Kurt stiffened, but still stayed close to Blaine's side, "It's the anniversary."
"Of what?" Blaine was puzzled.
"Her death…this was the day she died. It was such a nice day. We had gone out for ice cream, to the park that day, and even out to dinner that night. That DAY is one of my best memories. We got home that night, and she realized that she had forgotten her purse at the restaurant. My dad offered to go get it for her, but she told him that it was his turn to put me to bed, so she would go back and get it. It was only 9 at night! My dad had just managed to wrestle me in to bed when the phone rang. He had brought it up with him just in case," Kurt had started to cry, so Blaine pulled him even closer, kissing the top of his head again, and starting to rock him, "he went pale after he answered it and started to cry. My dad didn't cry! He told me to put some shoes on; we were going to the hospital. He carried me into the hospital. When he gave the nurse my mom's name, she just shook her head. My dad was crying so hard. He was hugging me so hard…"
Kurt had started crying so hard that his words had become unintelligible. Blaine just held him there, rocking him and kissing the top of his head, murmuring "It's okay, I'm here, I'm here. I love you, and it's okay."

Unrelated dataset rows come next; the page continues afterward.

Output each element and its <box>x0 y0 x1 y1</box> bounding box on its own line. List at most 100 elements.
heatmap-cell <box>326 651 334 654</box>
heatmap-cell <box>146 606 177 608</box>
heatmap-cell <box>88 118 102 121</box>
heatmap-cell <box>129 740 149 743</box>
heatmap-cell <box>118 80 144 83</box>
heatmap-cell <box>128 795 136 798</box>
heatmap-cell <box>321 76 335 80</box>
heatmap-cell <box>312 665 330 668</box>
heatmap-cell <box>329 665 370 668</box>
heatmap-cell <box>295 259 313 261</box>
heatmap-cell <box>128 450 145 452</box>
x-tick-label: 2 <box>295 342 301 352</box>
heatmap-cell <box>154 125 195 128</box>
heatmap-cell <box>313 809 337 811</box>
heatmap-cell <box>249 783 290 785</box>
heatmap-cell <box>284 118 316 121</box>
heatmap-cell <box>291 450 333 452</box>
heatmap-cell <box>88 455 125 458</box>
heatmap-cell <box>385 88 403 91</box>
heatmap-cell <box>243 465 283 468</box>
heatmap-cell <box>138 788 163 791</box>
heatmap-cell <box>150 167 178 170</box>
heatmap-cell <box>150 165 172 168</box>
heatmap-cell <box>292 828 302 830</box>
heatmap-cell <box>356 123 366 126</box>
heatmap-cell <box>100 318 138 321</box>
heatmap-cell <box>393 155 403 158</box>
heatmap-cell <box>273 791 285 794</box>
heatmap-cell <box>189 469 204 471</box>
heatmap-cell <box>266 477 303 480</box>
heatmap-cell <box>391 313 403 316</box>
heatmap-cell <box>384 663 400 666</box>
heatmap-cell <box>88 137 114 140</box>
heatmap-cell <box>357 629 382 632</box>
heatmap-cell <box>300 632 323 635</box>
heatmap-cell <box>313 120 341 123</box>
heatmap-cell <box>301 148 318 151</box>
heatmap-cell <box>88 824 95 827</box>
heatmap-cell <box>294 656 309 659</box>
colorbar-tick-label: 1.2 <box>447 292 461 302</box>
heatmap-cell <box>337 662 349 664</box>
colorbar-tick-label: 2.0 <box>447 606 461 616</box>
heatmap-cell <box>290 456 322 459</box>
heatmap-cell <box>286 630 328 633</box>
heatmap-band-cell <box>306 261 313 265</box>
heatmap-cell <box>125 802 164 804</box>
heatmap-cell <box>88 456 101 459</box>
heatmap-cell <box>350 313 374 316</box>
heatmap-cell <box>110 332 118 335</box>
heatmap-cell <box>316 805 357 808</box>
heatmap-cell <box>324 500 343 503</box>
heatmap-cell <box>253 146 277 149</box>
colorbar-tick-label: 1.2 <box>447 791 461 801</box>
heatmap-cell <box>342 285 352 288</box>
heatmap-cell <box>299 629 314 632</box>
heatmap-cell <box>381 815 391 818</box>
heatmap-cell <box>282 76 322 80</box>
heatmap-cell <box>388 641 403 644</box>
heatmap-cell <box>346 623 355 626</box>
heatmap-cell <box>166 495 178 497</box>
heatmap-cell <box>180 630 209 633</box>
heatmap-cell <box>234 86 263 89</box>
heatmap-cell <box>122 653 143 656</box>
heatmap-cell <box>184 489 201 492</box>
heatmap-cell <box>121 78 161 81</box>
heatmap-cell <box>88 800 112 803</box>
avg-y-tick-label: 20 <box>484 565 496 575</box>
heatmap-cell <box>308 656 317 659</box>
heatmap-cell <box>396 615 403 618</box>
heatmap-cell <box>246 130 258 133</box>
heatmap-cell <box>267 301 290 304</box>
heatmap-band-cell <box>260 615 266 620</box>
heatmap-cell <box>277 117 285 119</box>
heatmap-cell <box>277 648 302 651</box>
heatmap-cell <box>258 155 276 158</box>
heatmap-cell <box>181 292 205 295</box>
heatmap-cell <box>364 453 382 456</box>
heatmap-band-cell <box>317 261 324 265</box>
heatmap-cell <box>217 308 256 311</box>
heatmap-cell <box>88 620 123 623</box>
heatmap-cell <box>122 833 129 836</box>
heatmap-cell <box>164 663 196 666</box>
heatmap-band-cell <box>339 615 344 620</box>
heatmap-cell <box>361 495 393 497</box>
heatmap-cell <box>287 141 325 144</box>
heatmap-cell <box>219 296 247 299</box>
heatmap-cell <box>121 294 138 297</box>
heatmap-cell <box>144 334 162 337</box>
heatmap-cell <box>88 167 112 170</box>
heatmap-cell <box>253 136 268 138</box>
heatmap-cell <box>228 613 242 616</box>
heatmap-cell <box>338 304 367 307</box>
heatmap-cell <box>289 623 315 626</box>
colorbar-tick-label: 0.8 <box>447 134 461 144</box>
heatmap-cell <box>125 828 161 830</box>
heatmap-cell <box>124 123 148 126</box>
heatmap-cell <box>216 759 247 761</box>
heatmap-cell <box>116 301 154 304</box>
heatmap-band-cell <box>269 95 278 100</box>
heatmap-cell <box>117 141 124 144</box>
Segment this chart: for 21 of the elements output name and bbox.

"A doctor came out a little bit later, and he put a hand on my dad's shoulder, and said he was sorry. I didn't know what for. My dad just put his head in his hands and started to cry. The doctor patted my dad on the shoulder and left. I came up to hug my dad. I told him he would feel better once we saw mommy. He held me close and hugged me harder. He started to say 'she's not coming back, Kurt, she's not going to come back.' It couldn't be true! Mom was going to be waiting there when we got home! He said something about a drunk driver. How could they have been so stupid! They killed my mom!"
"Baby, it's okay. Just let it out, let it out." Blaine just kept rocking Kurt.

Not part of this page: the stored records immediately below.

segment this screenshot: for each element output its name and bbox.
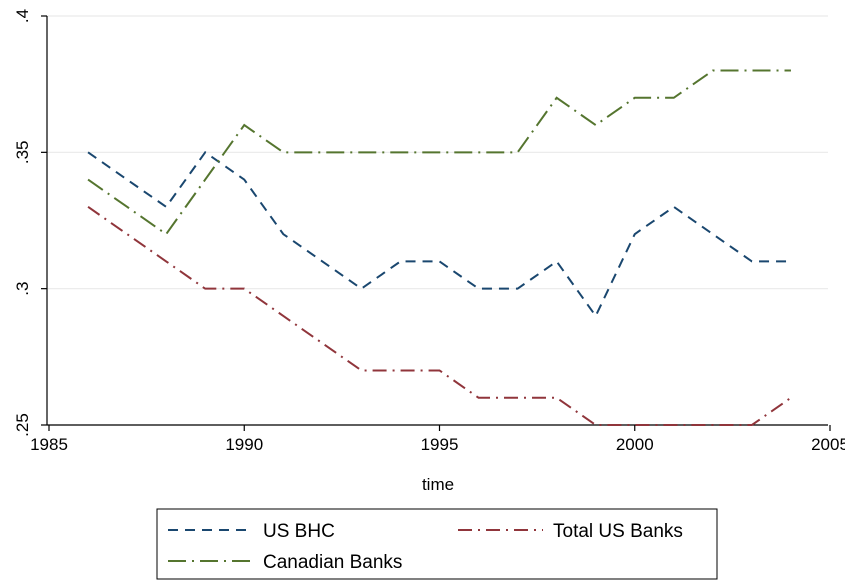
legend-label-0: US BHC [263,521,335,542]
y-tick-label-2: .35 [13,141,32,165]
x-tick-label-4: 2005 [811,435,845,454]
x-tick-label-1: 1990 [225,435,263,454]
x-tick-label-2: 1995 [421,435,459,454]
legend: US BHC Total US Banks Canadian Banks [157,509,717,579]
legend-label-1: Total US Banks [553,521,683,542]
y-tick-label-1: .3 [13,282,32,296]
x-tick-label-3: 2000 [616,435,654,454]
legend-label-2: Canadian Banks [263,552,402,573]
x-tick-label-0: 1985 [30,435,68,454]
y-tick-label-0: .25 [13,413,32,437]
x-axis-title: time [422,475,454,494]
y-tick-label-3: .4 [13,9,32,23]
legend-box [157,509,717,579]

"I'm so sorry; I shouldn't let myself get like this. I thought it would be better this year because I had you…but I just miss her so much."
"I know that this might be overstepping," Blaine said delicately, "but do you want to go see her grave with me? Maybe it would help to put some flowers on it with me, or just see it."
"I would like that," Kurt smiled weakly, "I think that would be nice."
Burt's voice came from the kitchen, sounding rough, as if he had been crying. "I want to come with you too. I think it would be nice. And even if you don't believe in angels and shit like that Kurt, I do, and I want her to meet Blaine."
"That would be nice," Kurt murmured, "she would have loved him."
"Yeah kid," Burt said, venturing into the living room and rustling Kurt's hair, "I think she would."